Considering these factual details, the bench concluded as follows while clearing the accuser:
The prosecutrix, a married mother of three, was mature and knowledgeable enough to comprehend the meaning and ramifications of the act, whether it was moral or immoral, to which she was giving her permission. It appears that she had betrayed her husband and three children by having a relationship with the accused, for whom she had grown to like, even if her entire conduct during the period of such a relationship with him is closely examined. In order to live a better life with the accused, she had moved in with him while her marriage to her husband was still going strong.She did not have any complaints against the accused of having made a false promise to marry her or of having cheated her until she got impregnated by him in the year 2011 and gave birth to a male child through the accused's loin. She also went to the accused's hometown in 2012 and learned that he was a married man with kids, but she continued to live with the accused at a different location without any issues. She even achieved a mutually agreeable divorce from her spouse in 2014, leaving her three children with him.

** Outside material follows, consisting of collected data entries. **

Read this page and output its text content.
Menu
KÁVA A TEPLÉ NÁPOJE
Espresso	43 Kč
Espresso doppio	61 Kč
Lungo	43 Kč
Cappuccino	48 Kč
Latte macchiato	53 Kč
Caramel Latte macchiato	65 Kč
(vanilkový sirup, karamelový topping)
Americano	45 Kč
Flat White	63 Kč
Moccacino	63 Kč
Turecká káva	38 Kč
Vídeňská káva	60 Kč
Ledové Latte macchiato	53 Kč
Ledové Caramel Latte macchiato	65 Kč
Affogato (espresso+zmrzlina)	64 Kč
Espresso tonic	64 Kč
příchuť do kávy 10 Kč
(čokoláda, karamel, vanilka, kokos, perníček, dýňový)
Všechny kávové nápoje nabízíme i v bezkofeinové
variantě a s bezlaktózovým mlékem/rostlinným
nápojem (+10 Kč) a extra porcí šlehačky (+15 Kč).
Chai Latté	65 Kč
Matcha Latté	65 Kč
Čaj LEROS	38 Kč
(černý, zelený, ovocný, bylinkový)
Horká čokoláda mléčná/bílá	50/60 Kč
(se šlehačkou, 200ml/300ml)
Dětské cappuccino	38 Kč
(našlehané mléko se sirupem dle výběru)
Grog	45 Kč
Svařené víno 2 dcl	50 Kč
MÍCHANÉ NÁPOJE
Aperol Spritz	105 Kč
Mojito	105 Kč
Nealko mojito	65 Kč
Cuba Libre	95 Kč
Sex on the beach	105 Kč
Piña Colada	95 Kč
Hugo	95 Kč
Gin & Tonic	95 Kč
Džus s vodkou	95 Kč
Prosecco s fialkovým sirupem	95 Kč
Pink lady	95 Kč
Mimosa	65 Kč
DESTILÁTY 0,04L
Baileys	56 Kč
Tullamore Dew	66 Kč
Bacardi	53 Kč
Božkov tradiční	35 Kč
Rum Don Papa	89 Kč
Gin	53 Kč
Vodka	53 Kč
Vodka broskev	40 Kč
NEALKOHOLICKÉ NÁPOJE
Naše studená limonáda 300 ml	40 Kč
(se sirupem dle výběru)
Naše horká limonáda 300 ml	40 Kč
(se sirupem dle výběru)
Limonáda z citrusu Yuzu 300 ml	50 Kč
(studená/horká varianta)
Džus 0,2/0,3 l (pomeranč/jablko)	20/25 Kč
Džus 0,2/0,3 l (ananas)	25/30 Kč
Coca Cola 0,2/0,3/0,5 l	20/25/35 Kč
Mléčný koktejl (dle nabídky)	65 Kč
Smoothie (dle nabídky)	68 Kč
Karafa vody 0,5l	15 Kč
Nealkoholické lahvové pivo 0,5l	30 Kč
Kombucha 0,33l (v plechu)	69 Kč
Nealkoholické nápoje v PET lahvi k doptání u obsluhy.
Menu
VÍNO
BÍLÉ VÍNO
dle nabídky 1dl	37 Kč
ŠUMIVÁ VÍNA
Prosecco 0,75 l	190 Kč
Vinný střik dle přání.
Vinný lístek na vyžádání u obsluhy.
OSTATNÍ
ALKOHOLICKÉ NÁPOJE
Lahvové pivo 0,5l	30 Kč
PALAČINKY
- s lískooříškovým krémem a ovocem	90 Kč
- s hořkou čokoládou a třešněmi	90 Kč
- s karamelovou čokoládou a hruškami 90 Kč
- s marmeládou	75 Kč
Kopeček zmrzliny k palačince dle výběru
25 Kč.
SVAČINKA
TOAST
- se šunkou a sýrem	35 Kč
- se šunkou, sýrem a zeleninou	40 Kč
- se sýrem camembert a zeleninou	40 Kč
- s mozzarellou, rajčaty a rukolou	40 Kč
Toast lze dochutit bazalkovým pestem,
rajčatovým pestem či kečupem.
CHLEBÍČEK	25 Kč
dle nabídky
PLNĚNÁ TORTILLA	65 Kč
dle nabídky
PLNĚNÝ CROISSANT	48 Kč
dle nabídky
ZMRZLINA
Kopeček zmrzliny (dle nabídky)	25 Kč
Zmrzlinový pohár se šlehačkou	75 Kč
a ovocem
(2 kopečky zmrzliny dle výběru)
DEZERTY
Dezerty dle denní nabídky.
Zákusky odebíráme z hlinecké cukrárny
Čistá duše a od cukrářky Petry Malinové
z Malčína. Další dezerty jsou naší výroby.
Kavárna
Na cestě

She didn't make the current complaint until 2015 when there must have been some disagreements between them. The accused claimed that she had filed the complaint because he refused to comply with her demand that he give her a significant sum of money in his subsequent statement recorded under Section 313 of the Cr.P.C.
Therefore, given the facts and circumstances of the case, it was impossible to believe that the prosecutrix had consented to the appellant's sexual relationship under pretenses to find the appellant guilty of committing rape by Section 375 of the IPC.
Court observation
Therefore, the bench overturned the decisions of the Trial Court and High Court except for the directive to compensate the prosecutrix.